For the sake of argument I am going to assume that "suffering" in your context is this never solved 5-10% human mess plus a nebulous sense of other people being outside of and below the socioeconomic averages. The first point I would make here is that any relative measure of attainment relative to "suffering" is toxic and potentially destructive. I think of the employee happy in their job that finds a page left on the office printer that shows the salary of a coworker being paid more and now that employee is unhappy with resentment. The guy up the street with the larger house and nicer car does not really impact our prosperity, but he can inflame our envy. That inflamed envy is our problem... not his problem... nor it is any indication of systemic problems as long as there are no significant barriers to us being able to also achieve the bigger house and nicer car if we want it bad enough.

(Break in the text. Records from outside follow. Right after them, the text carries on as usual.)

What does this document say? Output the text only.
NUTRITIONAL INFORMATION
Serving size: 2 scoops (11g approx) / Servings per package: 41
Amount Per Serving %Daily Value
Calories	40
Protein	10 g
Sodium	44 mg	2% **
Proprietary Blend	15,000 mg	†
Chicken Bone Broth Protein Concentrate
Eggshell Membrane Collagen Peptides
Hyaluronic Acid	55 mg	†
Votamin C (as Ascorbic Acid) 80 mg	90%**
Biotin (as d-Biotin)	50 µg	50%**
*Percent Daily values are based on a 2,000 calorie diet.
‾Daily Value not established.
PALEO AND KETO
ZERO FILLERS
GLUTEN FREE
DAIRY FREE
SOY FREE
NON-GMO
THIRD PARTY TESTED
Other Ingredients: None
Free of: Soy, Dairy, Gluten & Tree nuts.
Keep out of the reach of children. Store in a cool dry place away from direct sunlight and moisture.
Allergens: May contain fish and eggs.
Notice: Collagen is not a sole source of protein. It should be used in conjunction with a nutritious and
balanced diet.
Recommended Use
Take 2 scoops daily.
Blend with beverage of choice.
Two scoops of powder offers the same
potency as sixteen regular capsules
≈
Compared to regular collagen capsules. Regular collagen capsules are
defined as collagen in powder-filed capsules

And THAT is the key to what is broken with our capitalist system. Access is broken. There is way too much consolidation. Our rules should prevent it, but our politicians and government employees benefit from these relationships with Wall Street and the large corporations controlled by Wall Street. We migrated from a nation of small business production economy, to a nation of just a few mega large corporations run by a gambling economy.
Capitalism is frankly just a social system that is a game. It is a game where everyone should be allowed to play. Corporatism is the corruption of that game where oligarchs collude with big government to consolidate control and loot all of the wealth while punching down the smalls that would otherwise compete for the wealth.
We saw this happen before during the Gilded Age. This is our new modern gilded age.
So, collectivism (including socialism) does not work (if you disagree, please provide examples that prove otherwise). And capitalism works very well, but corporatism does not work.
If the goal is greater equality best serving the long-term human condition, the solution is to retain capitalism while extracting from it the corruption of corporatism.
“Finally - what my conservative, libertarian, and moderate subscribers and supporters will have to decide for themselves is whether their fondness for my integrity and my political process, as well as how I express myself, overwhelms whatever distaste they may have for my substantive positions.”
A thousand times, “Yes!” I disagree with you on a great many things, but appreciate and am grateful for your helping me challenge my assumptions to consider an informed alternate view point.
In my estimation, you, David French, Kmele Foster, Michael Malice, and few other thoughtful media personalities have helped me cultivate a broader perspective and my world is richer for it.
Thank you for your radical candor and transparency, and for your care in crafting each missive and adroitly tackling the ofttimes daunting task of balancing completeness, accuracy, and precision with brevity. I appreciate it and I know others having the benefit of your perspective do too.